Kanımca bir dizi psikolojik ve siyasal nedenin etkisi altında Sayın Baykal TRT Şeş’in Kürtçe yayına başladığı günlerde yaptığı bir açıklamada ‘devletin etnik kör olması’ gerektiğini belirtti ve bu kavram çerçevesinde de bir devlet televizyonu olan TRT’nin bir etnik kesimin diliyle yayın yapmasını etnik kimlikler karşısında ‘kör/tarafsız’ olması gereken devlet kavramı açısından sakıncalı buldu.

Doğrudur, devlet etnik kimliklere karşı eşit mesafede durmalıdır, bu açıdan yani söylem düzeyinde Sayın Baykal haklıdır, ama meselenin altını biraz kurcaladığınız zaman ortaya Sayın Baykal’ın büyük tutarsızlığı da çıkmaktadır.

Sayın Baykal bugün bir siyasetçidir ama köken olarak öğretim üyesidir, doktorası ve doçentliği vardır, siyasete girişinin kökeninde de Mülkiye öğretim üyeliği yatmaktadır ve bu geçmiş Sayın Baykal’ı bu konularda çok daha güçlü bir tutarlılığa mahkum etmektedir ama durum pek öyle görünmemektedir.

TRT ağırlıklı olarak kamu gelirleriyle faaliyet gösteren bir yayın kuruluşudur ve tüm yurttaşların vergileriyle yayın yapan bir televizyonun kanallarından birinin toplam sayılarının on milyon dolayında olduğu söylenen ve anadilleri kürtçe olan bir yurttaş grubuna anadillerinde yayın yapması demokratik bir zorunluktur; burada tek tartışılabilecek konu devletin bir televizyonunun olup olamayacağı konusudur, kamu yayıncılığı kavramı ilginç ve tartışmalı bir meseledir.

Şayet bir devlet televizyonu kavramı olacaksa bu televizyondan kürtçe yayın yapılması doğal ve gereklidir; yapılması gereken nüfus sayımlarında yurttaşlara tekrar anadil konusunda bir soru yöneltilmesi ve belirli bir barajı, mesela yüzde üçü ya da yüzde beşi aşan dillere TRT üzerinden yayın hakkı tanınmalıdır.

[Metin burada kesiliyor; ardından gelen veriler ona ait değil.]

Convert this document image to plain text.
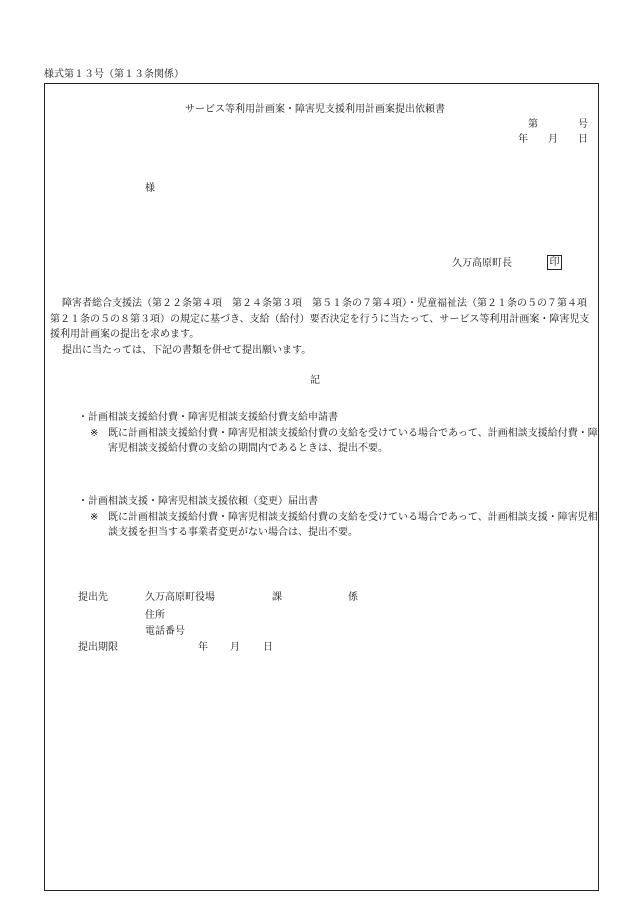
様式第１３号（第１３条関係）
サービス等利用計画案・障害児支援利用計画案提出依頼書
第	号
年 月 日
様
久万高原町長	印

障害者総合支援法（第２２条第４項　第２４条第３項　第５１条の７第４項）・児童福祉法（第２１条の５の７第４項　第２１条の５の８第３項）の規定に基づき、支給（給付）要否決定を行うに当たって、サービス等利用計画案・障害児支援利用計画案の提出を求めます。

提出に当たっては、下記の書類を併せて提出願います。

記

・計画相談支援給付費・障害児相談支援給付費支給申請書

※ 既に計画相談支援給付費・障害児相談支援給付費の支給を受けている場合であって、計画相談支援給付費・障害児相談支援給付費の支給の期間内であるときは、提出不要。

・計画相談支援・障害児相談支援依頼（変更）届出書

※ 既に計画相談支援給付費・障害児相談支援給付費の支給を受けている場合であって、計画相談支援・障害児相談支援を担当する事業者変更がない場合は、提出不要。

提出先	久万高原町役場	課	係
住所
電話番号
提出期限	年 月 日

Daha da önemlisi bu dillerde, isteyen kişi ve kurumların ulusal bazda özel radyo ve televizyon yayıncılığı yapma hakkı tanınması, bu yayınların evrensel hukuk ilkeleri doğrultusunda denetlenmesidir.

Sayın Baykal’ın büyük tutarsızlığı TRT’nin varlığına itiraz etmeden başka bir etnik grubun ama çoğunluk etnik grubunun dilinde devlet tekelini savunmasıdır.

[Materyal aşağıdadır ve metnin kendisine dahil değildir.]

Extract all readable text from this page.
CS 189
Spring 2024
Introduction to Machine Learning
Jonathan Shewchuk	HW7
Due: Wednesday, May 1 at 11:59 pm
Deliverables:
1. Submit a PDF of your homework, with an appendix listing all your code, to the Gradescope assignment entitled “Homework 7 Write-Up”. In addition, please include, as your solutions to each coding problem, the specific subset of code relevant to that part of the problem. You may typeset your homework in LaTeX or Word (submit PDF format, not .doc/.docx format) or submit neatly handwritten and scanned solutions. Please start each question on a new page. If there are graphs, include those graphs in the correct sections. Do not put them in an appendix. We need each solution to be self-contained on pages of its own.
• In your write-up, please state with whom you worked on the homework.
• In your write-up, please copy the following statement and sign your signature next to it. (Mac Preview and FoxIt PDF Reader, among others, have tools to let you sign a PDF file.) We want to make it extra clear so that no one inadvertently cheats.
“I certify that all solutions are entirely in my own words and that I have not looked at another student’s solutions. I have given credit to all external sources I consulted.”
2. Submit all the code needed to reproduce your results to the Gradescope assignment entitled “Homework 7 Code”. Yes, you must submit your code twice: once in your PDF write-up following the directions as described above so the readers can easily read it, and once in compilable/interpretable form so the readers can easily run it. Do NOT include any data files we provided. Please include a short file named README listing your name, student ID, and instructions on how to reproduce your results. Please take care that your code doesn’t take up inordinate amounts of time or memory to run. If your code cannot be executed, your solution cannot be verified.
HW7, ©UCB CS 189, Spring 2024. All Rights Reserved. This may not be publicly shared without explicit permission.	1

Bu aşamada AK Parti’ye düşen temel görev de bu olumlu açılım sonrası bu açılımı Siyasal Partiler Kanunu, Seçim Kanunu, Nüfus Kanunu vs. gibi mevzuatta da sürdürmesi, meseleye evrensel hukukun mesela üyesi olduğumuz Avrupa Konseyi’nin hukuk (Strasburg, 5 Kasım 1992, Bölgesel ve Azınlık Dilleri Avrupa Şartı) çerçevesinden bakmasıdır; aksi durumda ortaya büyük bir tutarsızlık ve bu tutarsızlığı izleyecek bir kaos çıkabilir.

Sayın Baykal’ın ikinci ve kanımca en büyük tutarsızlığı ise devletin etnik kör olmasını talep ederken aynı devletin inançlar karşısında körlüğünü talep etmemesidir;
Sayın Baykal aslında Türkiye Cumhuriyeti’nin etnik körlüğünü de tam talep etmemektedir, buram buram türk ırkçılığı kokan söylemler CHP’de hem dün hem de bugün çok yaygındır.

Devletin etnisite ve inançlar karşısında körlüğünü talep etmek tutarlılık ister, TRT’nin Kürtçe yayın yapmasını tarafsız devlet ilkesine karşı gören Sayın Baykal, Diyanet İşleri Başkanlığı (DİB) gibi devletin inançlar karşısında körlüğüne büyük bir darbe vuran yapılanmaya da sesini bile çıkarmayarak herşeyden önce akademisyen geçmişine ve bu geçmişin gerektirdiği tutarlılığa büyük ayıp etmektedir.

Devletimiz, şayet başka çağdaş devletlerin yaptığı gibi etnik kimliklere ve farklı inançlara eşit mesafede duracak ise, CHP Başkanı bu temel evrensel ilkeyi savunacak ise ilk yapması gereken DİB’in mevcut yapılanmasına, finansman biçimine, Siyasal Partiler Kanunu’nun en korkunç maddesi 89. maddeye itiraz etmek olmalıdır.

Herkesten tüm talebimiz biraz tutarlılıktır.